And it’s back to audio here at Technical Fowl. We’re taking a short departure from gaming headsets to another pair of in-ear wireless earphones from Audio Technica – the CK3TW. Smaller and lighter than the CKS5TW’s we took for a spin a while ago, they’re lighter on the wallet too at $99. As always, let’s take a look at some features before we get started:
- Bluetooth® 5.0 connectivity
- IPX2 drip-proof rating
- Built-in omni-directional mic with touch control
- 5.8 mm drivers, 20 – 20,000 Hz frequency response
- Flexible silicone eartips
- Portable charging case
- Qualcomm cVc™ (Clear Voice Capture) technology
- Compatible with Qualcomm® aptXTM
Design and Functionality
I draw a lot of comparisons with the CK3’s to their larger cousins the CKS5TW’s. I was excited to take these for a whirl because my ears are kind of small, and for that reason earbuds have never really been a comfortable option for me. The CKS5’s did come with some small silicone eartips that let me use them mostly comfortably, but these have smaller drivers (5.8mm vs 10mm) , and for me personally provide a better fit. So if you’re one that’s a bit diminutive in the lobes, then this is already a consideration for you.
Not only are we looking at smaller drivers but the overall design seems to be aimed at a reduction in size as well. Instead of the full circles and protrusions with some of the other A-T models, these have slimmer ovals that don’t stick out as much. Another change is the on-ear controls, which have been switched over from hard buttons to touch – meaning volume and tracks are controlled by taps and swipes on the outside. Sometimes these controls can get a bit frustrating until you get the positioning down right, but once you do it becomes routine.
The CK3TW’s come in a taller, slimmer case with a flip top that thankfully stays standing when opening, which is something different than some of the competition. The earphones themselves are magnetized for left and right, so there’s no way to get an improper fit when putting them away. While resting in the case, a built-in battery charges the headphones until the case itself needs charging, which can be done with the included USB-C cable.

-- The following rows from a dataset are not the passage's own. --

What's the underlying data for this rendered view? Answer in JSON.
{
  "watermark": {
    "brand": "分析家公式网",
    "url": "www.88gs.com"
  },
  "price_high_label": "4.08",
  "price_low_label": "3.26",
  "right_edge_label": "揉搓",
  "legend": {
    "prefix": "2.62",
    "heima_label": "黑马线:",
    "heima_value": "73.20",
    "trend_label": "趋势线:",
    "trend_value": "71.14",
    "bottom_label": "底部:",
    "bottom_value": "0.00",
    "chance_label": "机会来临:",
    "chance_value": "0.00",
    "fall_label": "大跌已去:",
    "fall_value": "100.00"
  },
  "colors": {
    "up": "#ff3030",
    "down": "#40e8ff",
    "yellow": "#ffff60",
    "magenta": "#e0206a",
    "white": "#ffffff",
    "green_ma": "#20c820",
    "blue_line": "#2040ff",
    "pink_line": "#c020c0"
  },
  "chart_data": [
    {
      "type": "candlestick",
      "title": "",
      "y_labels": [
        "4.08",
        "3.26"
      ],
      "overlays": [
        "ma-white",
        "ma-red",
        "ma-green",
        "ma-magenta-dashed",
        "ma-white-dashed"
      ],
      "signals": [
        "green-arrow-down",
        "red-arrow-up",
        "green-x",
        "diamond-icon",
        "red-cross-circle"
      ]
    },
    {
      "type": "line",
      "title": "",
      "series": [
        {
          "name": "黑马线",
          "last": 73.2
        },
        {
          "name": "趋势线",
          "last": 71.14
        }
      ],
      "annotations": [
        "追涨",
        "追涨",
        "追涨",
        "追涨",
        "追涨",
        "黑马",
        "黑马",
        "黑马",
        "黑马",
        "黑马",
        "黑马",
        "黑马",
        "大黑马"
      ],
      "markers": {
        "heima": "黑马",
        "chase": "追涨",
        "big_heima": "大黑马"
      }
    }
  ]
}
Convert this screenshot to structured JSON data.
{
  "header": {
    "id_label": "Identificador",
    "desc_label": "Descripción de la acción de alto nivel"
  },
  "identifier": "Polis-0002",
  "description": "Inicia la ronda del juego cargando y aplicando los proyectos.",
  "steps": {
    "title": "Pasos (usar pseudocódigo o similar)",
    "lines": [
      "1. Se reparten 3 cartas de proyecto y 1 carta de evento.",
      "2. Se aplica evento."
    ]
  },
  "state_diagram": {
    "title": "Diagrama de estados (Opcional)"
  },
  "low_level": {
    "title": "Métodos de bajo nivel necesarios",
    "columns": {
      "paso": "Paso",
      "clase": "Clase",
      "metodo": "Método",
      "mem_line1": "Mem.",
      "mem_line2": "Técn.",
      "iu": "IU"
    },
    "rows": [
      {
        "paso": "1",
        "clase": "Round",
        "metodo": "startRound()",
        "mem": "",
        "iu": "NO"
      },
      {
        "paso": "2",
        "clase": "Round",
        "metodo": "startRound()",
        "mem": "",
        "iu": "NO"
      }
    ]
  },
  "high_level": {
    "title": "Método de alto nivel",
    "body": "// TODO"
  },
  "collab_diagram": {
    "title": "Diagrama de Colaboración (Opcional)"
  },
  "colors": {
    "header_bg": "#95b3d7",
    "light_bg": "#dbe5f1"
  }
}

Once pulled out of the case, the max charge is roughly 6 hours, and if you have a fully charged case you can get up to 30 hours without having to plug in for some more juice. Again, these are smaller budget earphones, and as such they do carry a shorter range than the 15 hours at a shot (45 hours total) you can get out of the CKS5’s and some of the competition. It’s still a solid range of battery though when traveling with the case.
One of the features we were surprised and happy to see at this price point was automatic in-ear detection and pausing. Normally you can remove earphones but not without finding your phone and unlocking it and hitting pause or stop. These automatically pause when you take them out of your ears to respond to a conversation or just to put them away. You’d be hard pressed to find that elsewhere at the $100 mark. It’s one of those things you don’t know you need until you experience it.

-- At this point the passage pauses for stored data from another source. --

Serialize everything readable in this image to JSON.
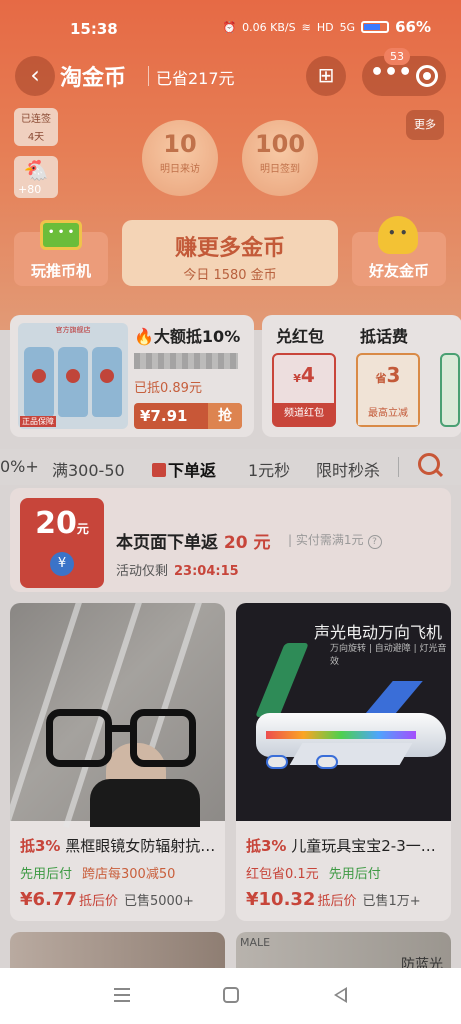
{
  "status_bar": {
    "time": "15:38",
    "net_speed": "0.06 KB/S",
    "hd": "HD",
    "signal": "5G",
    "battery": "66%"
  },
  "nav": {
    "title": "淘金币",
    "saved": "已省217元",
    "badge": "53"
  },
  "header": {
    "streak_label": "已连签",
    "streak_days": "4天",
    "chick_bonus": "+80",
    "coin_tomorrow_visit": {
      "value": "10",
      "label": "明日来访"
    },
    "coin_tomorrow_sign": {
      "value": "100",
      "label": "明日签到"
    },
    "more": "更多",
    "left_card": "玩推币机",
    "earn_title": "赚更多金币",
    "earn_sub": "今日 1580 金币",
    "right_card": "好友金币"
  },
  "deal": {
    "store_tag": "官方旗舰店",
    "quality_tag": "正品保障",
    "headline": "大额抵10%",
    "saved": "已抵0.89元",
    "price": "¥7.91",
    "grab": "抢"
  },
  "coupons": {
    "title1": "兑红包",
    "title2": "抵话费",
    "c1_value": "4",
    "c1_prefix": "¥",
    "c1_label": "频道红包",
    "c2_value": "3",
    "c2_prefix": "省",
    "c2_label": "最高立减"
  },
  "tabs": [
    "0%+",
    "满300-50",
    "下单返",
    "1元秒",
    "限时秒杀"
  ],
  "promo": {
    "amount": "20",
    "unit": "元",
    "title_a": "本页面下单返",
    "title_amt": "20 元",
    "condition": "实付需满1元",
    "countdown_label": "活动仅剩",
    "countdown": "23:04:15"
  },
  "products": [
    {
      "discount": "抵3%",
      "name": "黑框眼镜女防辐射抗…",
      "perk1": "先用后付",
      "perk2": "跨店每300减50",
      "price": "¥6.77",
      "price_tag": "抵后价",
      "sold": "已售5000+"
    },
    {
      "image_title": "声光电动万向飞机",
      "image_sub": "万向旋转 | 自动避障 | 灯光音效",
      "discount": "抵3%",
      "name": "儿童玩具宝宝2-3一…",
      "perk1": "红包省0.1元",
      "perk2": "先用后付",
      "price": "¥10.32",
      "price_tag": "抵后价",
      "sold": "已售1万+"
    }
  ],
  "peek": {
    "brand": "MALE",
    "anti_blue": "防蓝光"
  },
  "colors": {
    "accent": "#c7453a",
    "header_orange": "#e66a45",
    "green": "#3e9a44"
  }
}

On paper the only real stat difference we’re looking between these and the CKS5’s are a 20-20kHz frequency range as opposed to the 5-40kHz. Now granted, a broader frequency response doesn’t always mean better audio, but with A-T headphones I have found that it tracks.
We’re all spending a lot of time at home right now so I’m using these for the majority of my work calls and, of course, the Zoom and Teams extravaganza that is the new normal work day. The Bluetooth pairing process is seamless and sound on audio calls is wonderfully clear. It’s great to be able to pop these in and walk around or be able to work completely hands free without discomfort.
Music, video, and games still pump out some decent sound for this price point. Even cranked up I didn’t experience any clicks or pops at the high and the low ends, and the bass and treble don’t fight each other at high volumes. My standard audio test of the Red Circle scene from John Wick gave the entire range of sound, and like I mentioned just a bit earlier the high pings of the gunshots weren’t overshadowed by the bass hits from the soundtrack. While crystal clear, they weren’t quite as sharp as the CKS5’s. The bass hits weren’t as hard and in the high end there wasn’t that same chirp that you get from A-T’s headset options like the ATH-G1 and G1-WL but for this price point I absolutely can’t take anything away from it for that.
On to music, we tested with Massive Attack’s “Angel” and some of Ramin Djawadi’s covers from Westworld and got good sound on both. The underlying bass line on the former was steady but again, didn’t deliver the same punches as their larger cousins. For the latter though, we got great sound on Djawadi’s covers of David Bowie’s Space Oddity and Sweet Child O’ Mine from Guns N’ Roses. Overall the CK3’s seem well tuned for orchestral music or any ensembles featuring heavy strings, like movie and video game scores. For those who would use these primarily for pop, rock, or metal, you’re going to find the sound just a touch quiet in the highs and lows.
The only other downside is while it supports Qualcomm’s aptXTM HD sound, it doesn’t support AAC codecs.
Overall this is a better-than-good and well rounded set of general purpose wireless in-ear headphones this provides great value at $99, and a great purchase for folks that don’t need something specialized and need something reliable for travel. While it doesn’t have the same punch as other Audio Technica models, you just can’t beat the price versus what else is out there.